六味丸(ろくみがん)は、中国の宋代(10〜13世紀ごろ)に編まれた医書『小児薬証直訣』に収載された漢方処方で、もともとは小児の発育不良に用いられていましたが、後に成人の滋陰補腎薬として広く応用されるようになりました。日本でも一般用漢方製剤として薬局・ドラッグストアで販売されています。

構成生薬は以下の6種です。

  • 熟地黄:腎・肝の陰(体液・血)を補う主薬
  • 山薬(やまいも):脾・肺・腎を補い消化を助ける
  • 山茱萸(さんしゅゆ):肝・腎を補い精を固める
  • 沢瀉(たくしゃ):利水・余分な水湿を除く
  • 茯苓(ぶくりょう):脾を助け水湿を除く
  • 牡丹皮:血の熱を冷まし活血する

「三補三瀉」の構成と呼ばれ、3つの補薬と3つの瀉薬をバランスよく組み合わせることで、滋補しながら消化負担を避ける設計になっています。
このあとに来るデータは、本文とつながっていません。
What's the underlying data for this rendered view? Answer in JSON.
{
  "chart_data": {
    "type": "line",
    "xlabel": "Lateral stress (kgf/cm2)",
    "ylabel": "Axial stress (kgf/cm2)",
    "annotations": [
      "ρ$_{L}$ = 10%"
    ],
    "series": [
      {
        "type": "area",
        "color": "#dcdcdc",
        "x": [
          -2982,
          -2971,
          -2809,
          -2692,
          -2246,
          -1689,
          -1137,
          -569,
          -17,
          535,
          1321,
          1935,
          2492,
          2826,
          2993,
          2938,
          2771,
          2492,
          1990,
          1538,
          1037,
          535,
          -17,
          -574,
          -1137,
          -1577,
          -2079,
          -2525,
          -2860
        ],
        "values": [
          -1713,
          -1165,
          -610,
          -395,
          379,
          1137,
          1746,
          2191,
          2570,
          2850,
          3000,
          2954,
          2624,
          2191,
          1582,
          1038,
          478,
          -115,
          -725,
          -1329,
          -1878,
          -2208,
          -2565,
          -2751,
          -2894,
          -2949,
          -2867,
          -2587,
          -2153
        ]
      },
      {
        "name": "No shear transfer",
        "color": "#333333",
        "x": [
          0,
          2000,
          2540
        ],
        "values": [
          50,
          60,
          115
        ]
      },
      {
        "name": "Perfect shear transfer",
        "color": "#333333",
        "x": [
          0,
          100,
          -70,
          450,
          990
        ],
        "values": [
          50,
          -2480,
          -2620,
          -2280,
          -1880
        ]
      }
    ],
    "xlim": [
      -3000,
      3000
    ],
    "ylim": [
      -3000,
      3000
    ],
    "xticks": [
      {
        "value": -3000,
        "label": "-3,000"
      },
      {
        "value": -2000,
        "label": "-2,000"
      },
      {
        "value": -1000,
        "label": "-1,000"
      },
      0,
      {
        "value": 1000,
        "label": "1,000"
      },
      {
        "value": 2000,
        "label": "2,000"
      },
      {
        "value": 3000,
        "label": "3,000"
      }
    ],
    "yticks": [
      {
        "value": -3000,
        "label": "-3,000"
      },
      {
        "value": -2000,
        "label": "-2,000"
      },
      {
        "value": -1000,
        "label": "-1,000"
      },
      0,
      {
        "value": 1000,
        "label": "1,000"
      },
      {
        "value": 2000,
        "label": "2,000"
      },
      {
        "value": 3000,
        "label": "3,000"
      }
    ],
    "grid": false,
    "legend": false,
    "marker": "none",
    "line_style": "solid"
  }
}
適応症状は腰のだるさ・頻尿・口渇・のぼせ・めまいなど腎陰虚の症状で、高齢者や虚弱体質の方に処方されることが多い処方です。八味地黄丸(六味丸に附子・桂枝を加えたもの)の基本処方でもあります。

使い方・例文

六味丸は「疲れやすい・頻尿・口が渇く」などの症状で中高年に処方されることが多く、ドラッグストアの漢方コーナーで「六味丸」や「六味地黄丸」の製品名で見かけることがあります。